The “mission” of the film festival is to address Jewish life, in all its complexities, to promote understanding and to build bridges between cultures.

Credit: Atlanta Jewish Film Festival

Credit: Atlanta Jewish Film Festival

One of the unique qualities of the Atlanta festival is the number of hands involved in staging the event. Hundreds of volunteers contribute their talent, auditioning entries, engaging local speakers, helping with marketing and fund-raising.

About 200 members of the evaluation committee screen the 700 submissions in three waves, beginning in April. They evaluate each film and then get together in groups of 20 or so to debate their merits.

Jason Evans, chair of that committee who covered film at the Wall Street Journal for many years, said the the debates are his favorite part.

Perhaps 10% of the submissions are chosen for the festival. Then a smaller subset of these films are nominated for special jury prizes. Gabriel Wardell, former executive director of the Atlanta Film Festival and a writer at Coca-Cola Creative Studios, oversees the 18-or-so volunteers who pick the winners from finalists in six categories.

“I’ve been involved in festivals for more than 30 years, and I’ve never seen a selection process this involved,” said Wardell.

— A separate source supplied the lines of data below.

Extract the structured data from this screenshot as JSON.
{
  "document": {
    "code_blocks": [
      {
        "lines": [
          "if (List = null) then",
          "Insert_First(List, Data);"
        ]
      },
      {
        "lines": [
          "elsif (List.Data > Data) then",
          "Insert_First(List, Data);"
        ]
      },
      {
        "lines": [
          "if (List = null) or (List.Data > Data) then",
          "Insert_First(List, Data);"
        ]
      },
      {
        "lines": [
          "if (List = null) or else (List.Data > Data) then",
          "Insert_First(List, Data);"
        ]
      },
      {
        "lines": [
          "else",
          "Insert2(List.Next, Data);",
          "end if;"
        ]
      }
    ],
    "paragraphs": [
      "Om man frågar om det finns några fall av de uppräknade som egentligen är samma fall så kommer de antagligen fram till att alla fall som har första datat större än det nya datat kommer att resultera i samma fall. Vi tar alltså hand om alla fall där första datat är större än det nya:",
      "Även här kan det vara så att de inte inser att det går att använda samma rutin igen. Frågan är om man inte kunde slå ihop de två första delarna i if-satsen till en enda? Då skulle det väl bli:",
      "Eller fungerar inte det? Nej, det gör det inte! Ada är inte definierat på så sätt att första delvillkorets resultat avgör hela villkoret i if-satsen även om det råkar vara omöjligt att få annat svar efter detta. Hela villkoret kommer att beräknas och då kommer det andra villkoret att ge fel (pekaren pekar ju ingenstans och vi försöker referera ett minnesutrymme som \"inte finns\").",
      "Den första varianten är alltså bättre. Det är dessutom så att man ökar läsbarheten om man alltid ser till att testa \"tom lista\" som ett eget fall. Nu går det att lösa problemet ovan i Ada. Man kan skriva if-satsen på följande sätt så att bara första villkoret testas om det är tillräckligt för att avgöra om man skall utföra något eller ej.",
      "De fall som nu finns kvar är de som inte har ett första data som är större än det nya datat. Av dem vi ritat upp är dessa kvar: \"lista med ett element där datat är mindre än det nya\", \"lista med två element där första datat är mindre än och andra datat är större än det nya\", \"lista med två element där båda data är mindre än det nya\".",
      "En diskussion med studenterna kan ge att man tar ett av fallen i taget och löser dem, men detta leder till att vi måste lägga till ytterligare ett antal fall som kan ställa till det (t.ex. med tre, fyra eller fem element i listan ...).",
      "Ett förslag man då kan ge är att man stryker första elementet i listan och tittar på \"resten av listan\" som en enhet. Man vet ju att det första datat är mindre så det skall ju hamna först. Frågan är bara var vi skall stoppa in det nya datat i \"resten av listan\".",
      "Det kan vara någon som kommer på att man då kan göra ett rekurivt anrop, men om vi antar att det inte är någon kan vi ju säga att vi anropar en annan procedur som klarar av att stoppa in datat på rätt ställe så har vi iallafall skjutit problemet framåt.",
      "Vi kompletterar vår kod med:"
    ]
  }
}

“It is hard enough to get people to leave their house and come to the movies anyway,” said Wardell, “but I would argue that if people love film, they should attend this festival.”


Atlanta Jewish Film Festival. Feb. 8-21. $18. Ticket sales begin Jan. 27. Landmark Midtown Art Cinema, 931 Monroe Drive NE, Atlanta; Georgia Theatre Company Merchants Walk, 1301 Johnson Ferry Road, Marietta; Sandy Springs Performing Arts Center, 1 Galambos Way, Sandy Springs; Historic Plaza Theatre, 1049 Ponce De Leon Ave. N.E., Atlanta.